Tuesday, June 27, 2017

The Anticipation of Emotion

The interplay of reason and emotion in the decision-making process is highly complex, and it’s largely acknowledged that it is not a matter of categorizing decisions as rational or emotional, but recognizing that both are engaged to some degree, and sorting out which might be leading the other in any given situation.

In this regard, a distinction must be made between the emotions that are influencing a decision during the decision-making process and the emotions that are rationally evaluated as a component of the outcome of the decision, and it is my sense that the latter are far more influential than the former – and that they are in fact the product of reasoning.

Generally speaking, decisions are made with the objective of having a net positive effect on the emotional status of the decision-maker: we choose a course of action because we believe the outcome will make us happier than an alternative course (including the choice not to take any action at all).  

Even when there is a veneer of practicality, it masks a core of emotionalism.   The stoic businessman chooses a course of action because it will be the most profitable may claim that he has set aside his emotions so that logic and mathematics can determine his course – but the desire to have the greatest profit is still essentially an emotional desire.   He expects to feel happier if he makes a large profit. And he does not wish to feel embarrassed or incompetent by choosing an option that yields less profit than another.  So it is feelings, not reasonings, that define his objective.

But even at that, one cannot say that the decision is emotional: the objective is emotional, though the decision-making process may be as devoid of emotion as he can possible make it.   But even the emotional objective has a rational basis – the decision-maker is not feeling the emotions that will arise when the outcome of the decision is realized at the time he is making the decision to act.   Instead, he is anticipating his emotional state – considering, in a very rational way, how he imagines that he will feel in a moment he has not yet experienced. 

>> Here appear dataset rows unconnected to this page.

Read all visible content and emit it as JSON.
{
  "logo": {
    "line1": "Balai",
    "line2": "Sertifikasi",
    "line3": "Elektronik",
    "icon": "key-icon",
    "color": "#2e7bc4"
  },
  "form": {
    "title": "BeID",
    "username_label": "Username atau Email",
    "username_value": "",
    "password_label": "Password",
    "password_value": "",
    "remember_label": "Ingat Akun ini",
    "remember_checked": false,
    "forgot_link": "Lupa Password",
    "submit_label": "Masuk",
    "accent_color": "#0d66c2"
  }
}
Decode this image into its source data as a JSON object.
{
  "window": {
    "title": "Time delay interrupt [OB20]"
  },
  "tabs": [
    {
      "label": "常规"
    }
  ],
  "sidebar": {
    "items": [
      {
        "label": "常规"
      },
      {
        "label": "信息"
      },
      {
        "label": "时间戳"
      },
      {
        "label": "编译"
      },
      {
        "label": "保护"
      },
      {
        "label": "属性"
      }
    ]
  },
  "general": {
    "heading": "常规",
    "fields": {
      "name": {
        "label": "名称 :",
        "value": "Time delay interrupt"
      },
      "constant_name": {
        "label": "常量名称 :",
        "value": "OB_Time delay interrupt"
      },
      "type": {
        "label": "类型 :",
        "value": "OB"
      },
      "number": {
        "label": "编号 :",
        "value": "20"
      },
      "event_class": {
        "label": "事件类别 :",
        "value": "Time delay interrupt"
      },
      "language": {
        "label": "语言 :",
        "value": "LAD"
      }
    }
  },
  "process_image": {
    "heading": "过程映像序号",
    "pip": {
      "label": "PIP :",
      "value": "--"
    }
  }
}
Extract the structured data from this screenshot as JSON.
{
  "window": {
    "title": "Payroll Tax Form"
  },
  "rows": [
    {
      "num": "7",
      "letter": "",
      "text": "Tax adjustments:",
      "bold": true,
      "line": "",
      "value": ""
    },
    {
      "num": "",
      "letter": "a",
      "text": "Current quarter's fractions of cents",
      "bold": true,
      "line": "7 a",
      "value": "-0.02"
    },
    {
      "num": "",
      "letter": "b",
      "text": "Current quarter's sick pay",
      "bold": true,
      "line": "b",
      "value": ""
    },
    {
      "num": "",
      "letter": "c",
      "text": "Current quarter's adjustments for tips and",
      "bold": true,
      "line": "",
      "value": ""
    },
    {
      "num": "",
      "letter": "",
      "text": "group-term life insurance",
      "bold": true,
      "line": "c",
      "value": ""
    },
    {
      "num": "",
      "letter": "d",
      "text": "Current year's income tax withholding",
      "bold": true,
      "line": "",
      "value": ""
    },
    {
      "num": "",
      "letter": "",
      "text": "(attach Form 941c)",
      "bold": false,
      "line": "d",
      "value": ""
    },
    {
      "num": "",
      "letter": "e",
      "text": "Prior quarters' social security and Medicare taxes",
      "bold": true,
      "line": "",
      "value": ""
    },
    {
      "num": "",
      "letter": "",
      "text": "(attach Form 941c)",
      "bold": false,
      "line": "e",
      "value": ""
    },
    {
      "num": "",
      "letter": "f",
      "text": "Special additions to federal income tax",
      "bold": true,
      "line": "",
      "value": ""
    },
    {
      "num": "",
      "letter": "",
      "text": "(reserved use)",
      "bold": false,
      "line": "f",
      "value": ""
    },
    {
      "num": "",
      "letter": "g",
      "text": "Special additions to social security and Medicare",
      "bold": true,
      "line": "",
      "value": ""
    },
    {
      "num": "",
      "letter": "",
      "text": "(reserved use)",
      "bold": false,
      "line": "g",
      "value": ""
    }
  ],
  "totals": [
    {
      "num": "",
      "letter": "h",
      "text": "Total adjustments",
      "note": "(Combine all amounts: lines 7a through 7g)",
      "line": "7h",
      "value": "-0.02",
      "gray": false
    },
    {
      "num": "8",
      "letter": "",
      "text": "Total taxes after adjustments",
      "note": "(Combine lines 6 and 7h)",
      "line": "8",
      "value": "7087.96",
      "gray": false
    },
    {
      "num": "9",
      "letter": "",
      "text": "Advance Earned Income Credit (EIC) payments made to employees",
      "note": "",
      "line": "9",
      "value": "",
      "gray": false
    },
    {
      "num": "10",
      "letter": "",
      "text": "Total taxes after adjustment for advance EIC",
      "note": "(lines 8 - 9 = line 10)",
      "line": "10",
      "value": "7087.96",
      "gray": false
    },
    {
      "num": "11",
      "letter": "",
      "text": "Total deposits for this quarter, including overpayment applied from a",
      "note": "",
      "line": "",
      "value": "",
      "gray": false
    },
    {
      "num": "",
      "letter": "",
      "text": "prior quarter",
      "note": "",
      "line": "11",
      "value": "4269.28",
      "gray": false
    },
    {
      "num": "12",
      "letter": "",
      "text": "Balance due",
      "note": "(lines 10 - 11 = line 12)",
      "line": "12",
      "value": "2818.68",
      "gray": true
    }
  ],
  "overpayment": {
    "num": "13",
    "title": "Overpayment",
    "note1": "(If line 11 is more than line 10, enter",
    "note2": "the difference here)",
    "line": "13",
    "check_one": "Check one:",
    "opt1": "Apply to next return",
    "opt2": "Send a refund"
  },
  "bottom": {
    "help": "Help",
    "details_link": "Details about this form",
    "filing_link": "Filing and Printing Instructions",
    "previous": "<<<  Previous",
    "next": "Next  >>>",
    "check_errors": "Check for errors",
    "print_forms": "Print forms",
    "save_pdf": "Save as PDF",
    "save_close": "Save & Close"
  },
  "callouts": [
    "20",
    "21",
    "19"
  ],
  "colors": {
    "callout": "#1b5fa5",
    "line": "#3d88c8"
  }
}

To predict a reaction to a future event is not to feel, but to think about feeling.   To understand, in a very rational way, the causes of our emotional states and to assemble a logical model in which we can consider the possible effects of a given input that has not yet occurred.   This is not done while experiencing emotion (or the same emotion as we will in future), but it is done by anticipating emotion – and predictive models such as this are not emotional constructs, but rational ones.


So while we may say that even a seemingly rational decision is really an emotional one, we must also concede that even a seemingly emotional decision is really a rational one – and in the end, the false dilemma that any decision is purely one or the other misguides us into failing to recognize the degree to which each contributes to the decision-making process.